A lexicographer from Houaiss condensed all those answers in a singular meaning. Then we presented this new meaning on "Fantástico", Brazil's most important TV show. That was really a big achievement for me. Some months later we found out that some books regarding family relations used at schools were already updated with the new "family" meaning. We're talking about books there were being used at catholic schools! That was great.
Case video can be seen here: https://creativepool.com/augustocorreia/projects/what-family-means-for-houaiss-dictionary
Then there's 'Miles for the People.' At Grey Brazil there was this client, "Reclame Aqui" (something like "complain here" in english). These guys are huge. They're the biggest consumer rights watchdog in the country. They are fearless. At some point they decided that they would look after not only "consumer" but also "civil" rights. In other words, besides fighting against big companies we'd now fight Brazilian politicians. Thinking about all the wrong stuff that happens in the political sphere we were trying to come out with something related to the ridiculous politicians' expenses. The waste of public money. Then we found something that nobody was looking at.

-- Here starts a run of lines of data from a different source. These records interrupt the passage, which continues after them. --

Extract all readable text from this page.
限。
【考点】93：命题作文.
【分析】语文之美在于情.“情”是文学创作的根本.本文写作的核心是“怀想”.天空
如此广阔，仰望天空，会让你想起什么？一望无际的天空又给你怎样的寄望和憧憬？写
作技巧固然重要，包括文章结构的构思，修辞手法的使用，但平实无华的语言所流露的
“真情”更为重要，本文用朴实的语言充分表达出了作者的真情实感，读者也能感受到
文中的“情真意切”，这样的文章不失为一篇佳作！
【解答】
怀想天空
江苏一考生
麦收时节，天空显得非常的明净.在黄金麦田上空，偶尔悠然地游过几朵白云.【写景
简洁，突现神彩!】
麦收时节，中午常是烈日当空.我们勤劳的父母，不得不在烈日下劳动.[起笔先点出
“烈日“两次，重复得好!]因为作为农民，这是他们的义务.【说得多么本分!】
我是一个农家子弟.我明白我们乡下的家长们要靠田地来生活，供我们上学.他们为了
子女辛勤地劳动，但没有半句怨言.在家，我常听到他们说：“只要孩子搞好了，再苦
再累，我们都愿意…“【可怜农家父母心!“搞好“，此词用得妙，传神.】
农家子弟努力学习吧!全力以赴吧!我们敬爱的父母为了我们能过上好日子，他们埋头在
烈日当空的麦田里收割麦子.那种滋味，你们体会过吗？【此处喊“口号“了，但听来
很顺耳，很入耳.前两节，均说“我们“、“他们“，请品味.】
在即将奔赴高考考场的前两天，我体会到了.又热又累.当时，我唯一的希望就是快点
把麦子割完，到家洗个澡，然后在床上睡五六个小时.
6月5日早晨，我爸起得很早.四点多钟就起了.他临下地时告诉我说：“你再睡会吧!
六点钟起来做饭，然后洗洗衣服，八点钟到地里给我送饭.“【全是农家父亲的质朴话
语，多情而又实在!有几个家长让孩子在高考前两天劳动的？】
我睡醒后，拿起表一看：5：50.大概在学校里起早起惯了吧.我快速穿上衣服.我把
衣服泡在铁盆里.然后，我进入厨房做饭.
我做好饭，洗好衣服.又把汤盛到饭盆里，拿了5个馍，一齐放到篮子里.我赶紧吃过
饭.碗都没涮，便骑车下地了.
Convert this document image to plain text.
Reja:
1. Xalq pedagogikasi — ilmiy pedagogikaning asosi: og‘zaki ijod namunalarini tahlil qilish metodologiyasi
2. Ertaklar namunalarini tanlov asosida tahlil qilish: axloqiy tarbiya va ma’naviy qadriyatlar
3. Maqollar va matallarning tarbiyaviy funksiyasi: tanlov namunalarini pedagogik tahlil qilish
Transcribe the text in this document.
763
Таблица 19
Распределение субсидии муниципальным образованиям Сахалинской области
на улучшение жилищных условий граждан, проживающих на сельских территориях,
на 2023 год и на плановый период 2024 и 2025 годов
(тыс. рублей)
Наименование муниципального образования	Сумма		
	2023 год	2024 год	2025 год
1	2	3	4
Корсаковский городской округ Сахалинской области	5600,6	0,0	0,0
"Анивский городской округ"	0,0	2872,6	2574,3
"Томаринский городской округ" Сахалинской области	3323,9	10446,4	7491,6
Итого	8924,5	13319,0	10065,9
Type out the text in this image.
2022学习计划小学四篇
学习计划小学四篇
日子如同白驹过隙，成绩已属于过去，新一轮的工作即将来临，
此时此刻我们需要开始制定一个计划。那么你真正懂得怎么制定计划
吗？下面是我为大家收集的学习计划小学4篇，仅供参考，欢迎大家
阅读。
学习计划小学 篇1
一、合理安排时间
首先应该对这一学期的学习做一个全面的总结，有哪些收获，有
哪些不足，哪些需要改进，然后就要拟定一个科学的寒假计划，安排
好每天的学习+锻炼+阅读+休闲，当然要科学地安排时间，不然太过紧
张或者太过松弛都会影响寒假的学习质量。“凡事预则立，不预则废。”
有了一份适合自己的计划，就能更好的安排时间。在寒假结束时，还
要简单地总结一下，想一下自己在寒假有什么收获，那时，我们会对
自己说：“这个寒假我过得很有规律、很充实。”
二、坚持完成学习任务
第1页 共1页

Politicians fly a lot. A lot of public money is pent on their official trips. In theory, that's ok. It's their job. But guess who gets to keep the air miles generated from these trips? Yep, the politicians keep them to themselves. There were no regulations about that in Brazil. And for us if the flights were paid by public money, the miles belong to the people.
In the meantime, a lot of Brazilians that need to travel (sports competitions, health issues, science conferences) don't have money to do it. Even to represent the country abroad. Then we started a war to get all those air miles back to the people. We exposed everything and encouraged people to put pressure on the politicians. After doing this massive pressure we managed to change the law in some states. And there are a lot of bills in the way. That was pretty amazing.
What advice would you give to other aspiring creatives looking for work?
Don't learn advertising. Learn people. It's like poker; don't play the cards, play the players. I think that could be helpful.
What’s your one big hope for the future of the creative industries?
To be creative.
If you could change one thing about the industry, what would it be?
The way creatives are treated. There are a lot of people in this industry besides the creative department and somehow these are the ones with the final words. I think people tend to forget that the outcome of an agency's work is what the creatives deliver. People don't buy excel spreadsheets, people don't buy 150 slides presentations full of planning bullshit. People buy creative work. When you go to the movies, you watch creative work. When you buy video games, you're entertaining yourself with a creative work. When you read a book, you're consuming creative work.
Don't get me wrong. Client services, planning and media people are important as hell. As long they're creative too. I was not born creative. I just chose to be.